Department of Genetics and Genome Sciences, School of Medicine, Case Western Reserve University, Cleveland, OH 44106, USA.
Clinical Research Unit, Rafik Hariri University Hospital, Beirut 2010, Lebanon.
Viruses. 2022 Jun 28;14(7):1414. doi: 10.3390/v14071414.
The rapid spread of the coronavirus disease COVID-19 has imposed clinical and financial burdens on hospitals and governments attempting to provide patients with medical care and implement disease-controlling policies. The transmissibility of the disease was shown to be correlated with the patient's viral load, which can be measured during testing using the cycle threshold (Ct). Previous models have utilized Ct to forecast the trajectory of the spread, which can provide valuable information to better allocate resources and change policies. However, these models combined other variables specific to medical institutions or came in the form of compartmental models that rely on epidemiological assumptions, all of which could impose prediction uncertainties. In this study, we overcome these limitations using data-driven modeling that utilizes Ct and previous number of cases, two institution-independent variables. We collected three groups of patients (n = 6296, n = 3228, and n = 12,096) from different time periods to train, validate, and independently validate the models. We used three machine learning algorithms and three deep learning algorithms that can model the temporal dynamic behavior of the number of cases. The endpoint was 7-week forward number of cases, and the prediction was evaluated using mean square error (MSE). The sequence-to-sequence model showed the best prediction during validation (MSE = 0.025), while polynomial regression (OLS) and support vector machine regression (SVR) had better performance during independent validation (MSE = 0.1596, and MSE = 0.16754, respectively), which exhibited better generalizability of the latter. The OLS and SVR models were used on a dataset from an external institution and showed promise in predicting COVID-19 incidences across institutions. These models may support clinical and logistic decision-making after prospective validation.

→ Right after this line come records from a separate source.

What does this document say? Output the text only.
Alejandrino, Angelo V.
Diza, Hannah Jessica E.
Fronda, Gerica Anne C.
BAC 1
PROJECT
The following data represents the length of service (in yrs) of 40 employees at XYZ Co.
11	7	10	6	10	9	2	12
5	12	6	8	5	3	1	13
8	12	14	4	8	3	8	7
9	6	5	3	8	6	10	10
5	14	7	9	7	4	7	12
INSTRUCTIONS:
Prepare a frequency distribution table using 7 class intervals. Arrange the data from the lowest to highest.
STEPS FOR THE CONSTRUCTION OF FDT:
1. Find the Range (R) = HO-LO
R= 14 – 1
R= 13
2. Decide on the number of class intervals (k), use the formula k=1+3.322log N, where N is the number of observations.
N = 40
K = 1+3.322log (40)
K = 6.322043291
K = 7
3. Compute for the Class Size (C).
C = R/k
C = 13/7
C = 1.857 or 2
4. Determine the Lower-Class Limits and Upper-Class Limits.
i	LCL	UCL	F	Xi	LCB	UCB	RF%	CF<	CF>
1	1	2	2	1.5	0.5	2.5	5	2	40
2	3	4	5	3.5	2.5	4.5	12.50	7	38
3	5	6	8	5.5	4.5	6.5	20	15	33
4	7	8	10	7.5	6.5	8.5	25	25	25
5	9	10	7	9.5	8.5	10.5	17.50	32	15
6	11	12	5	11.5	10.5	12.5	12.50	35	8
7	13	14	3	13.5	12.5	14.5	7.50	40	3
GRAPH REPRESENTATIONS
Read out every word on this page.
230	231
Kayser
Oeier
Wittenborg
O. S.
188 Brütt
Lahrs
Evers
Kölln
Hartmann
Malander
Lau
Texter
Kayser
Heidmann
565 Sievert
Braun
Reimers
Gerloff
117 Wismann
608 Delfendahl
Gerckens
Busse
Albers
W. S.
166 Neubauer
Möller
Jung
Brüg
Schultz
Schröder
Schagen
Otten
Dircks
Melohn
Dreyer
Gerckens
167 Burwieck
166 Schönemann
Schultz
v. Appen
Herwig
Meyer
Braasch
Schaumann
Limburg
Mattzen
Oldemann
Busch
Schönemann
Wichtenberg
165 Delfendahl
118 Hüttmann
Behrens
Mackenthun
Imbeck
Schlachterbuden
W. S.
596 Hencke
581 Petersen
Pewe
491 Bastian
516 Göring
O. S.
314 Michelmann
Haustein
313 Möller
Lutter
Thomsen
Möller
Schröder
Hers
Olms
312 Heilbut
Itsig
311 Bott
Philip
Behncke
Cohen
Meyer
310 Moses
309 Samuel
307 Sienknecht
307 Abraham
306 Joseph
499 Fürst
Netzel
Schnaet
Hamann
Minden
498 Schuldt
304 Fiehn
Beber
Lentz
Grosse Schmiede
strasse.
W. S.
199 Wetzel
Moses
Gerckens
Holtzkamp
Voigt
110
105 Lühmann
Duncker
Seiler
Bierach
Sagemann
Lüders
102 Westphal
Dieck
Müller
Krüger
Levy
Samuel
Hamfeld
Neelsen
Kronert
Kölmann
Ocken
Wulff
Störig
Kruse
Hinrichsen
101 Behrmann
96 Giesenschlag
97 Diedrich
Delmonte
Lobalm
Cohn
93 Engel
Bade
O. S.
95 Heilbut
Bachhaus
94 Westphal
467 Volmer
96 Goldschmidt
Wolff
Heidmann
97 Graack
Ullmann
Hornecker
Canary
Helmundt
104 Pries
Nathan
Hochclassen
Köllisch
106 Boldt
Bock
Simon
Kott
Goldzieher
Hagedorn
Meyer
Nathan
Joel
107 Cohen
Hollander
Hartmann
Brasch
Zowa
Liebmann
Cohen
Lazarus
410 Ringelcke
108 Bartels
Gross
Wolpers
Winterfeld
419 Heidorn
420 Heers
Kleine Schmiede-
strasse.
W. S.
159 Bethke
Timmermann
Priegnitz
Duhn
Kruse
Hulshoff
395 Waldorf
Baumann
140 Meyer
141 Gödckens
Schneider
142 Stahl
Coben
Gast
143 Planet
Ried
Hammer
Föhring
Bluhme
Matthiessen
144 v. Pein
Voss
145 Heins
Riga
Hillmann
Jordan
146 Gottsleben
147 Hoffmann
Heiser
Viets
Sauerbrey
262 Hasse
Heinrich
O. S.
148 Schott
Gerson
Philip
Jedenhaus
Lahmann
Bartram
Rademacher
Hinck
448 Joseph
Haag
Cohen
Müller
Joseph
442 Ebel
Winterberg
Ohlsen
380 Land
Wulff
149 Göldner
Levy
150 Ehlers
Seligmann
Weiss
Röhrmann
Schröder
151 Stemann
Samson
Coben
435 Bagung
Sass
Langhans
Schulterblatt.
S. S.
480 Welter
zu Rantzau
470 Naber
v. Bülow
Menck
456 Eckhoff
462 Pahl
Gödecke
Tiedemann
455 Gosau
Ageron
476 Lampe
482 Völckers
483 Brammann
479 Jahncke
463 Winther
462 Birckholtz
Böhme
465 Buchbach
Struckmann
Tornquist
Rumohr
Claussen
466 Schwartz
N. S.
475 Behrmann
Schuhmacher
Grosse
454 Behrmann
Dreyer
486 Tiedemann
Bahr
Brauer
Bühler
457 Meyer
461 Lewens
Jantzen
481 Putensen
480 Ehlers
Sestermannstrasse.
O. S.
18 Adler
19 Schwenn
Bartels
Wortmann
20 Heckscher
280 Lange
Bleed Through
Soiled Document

新型冠状病毒病(COVID-19)的迅速传播给试图为患者提供医疗服务和实施疾病控制政策的医院和政府带来了临床和财政负担。疾病的传染性与患者的病毒载量相关,这可以在使用循环阈值(Ct)进行检测时测量。以前的模型利用 Ct 来预测疾病的传播轨迹,这可以提供有价值的信息,以更好地分配资源和改变政策。然而,这些模型结合了其他特定于医疗机构的变量,或者采用了依赖于流行病学假设的房室模型,所有这些都可能带来预测的不确定性。在这项研究中,我们使用了数据驱动的建模方法来克服这些限制,该方法利用了 Ct 和以前的病例数这两个与医疗机构无关的变量。我们收集了来自不同时间段的三组患者(n = 6296、n = 3228 和 n = 12096),用于训练、验证和独立验证模型。我们使用了三种机器学习算法和三种可以模拟病例数量时间动态行为的深度学习算法。端点是 7 周前的病例数,使用均方误差(MSE)评估预测。在验证期间,序列到序列模型显示出最佳的预测效果(MSE = 0.025),而多项式回归(OLS)和支持向量机回归(SVR)在独立验证期间表现更好(MSE = 0.1596 和 MSE = 0.16754),这表明后者的通用性更好。OLS 和 SVR 模型在来自外部机构的数据集上进行了测试,显示出在跨机构预测 COVID-19 发病率方面的潜力。这些模型在经过前瞻性验证后可能支持临床和后勤决策。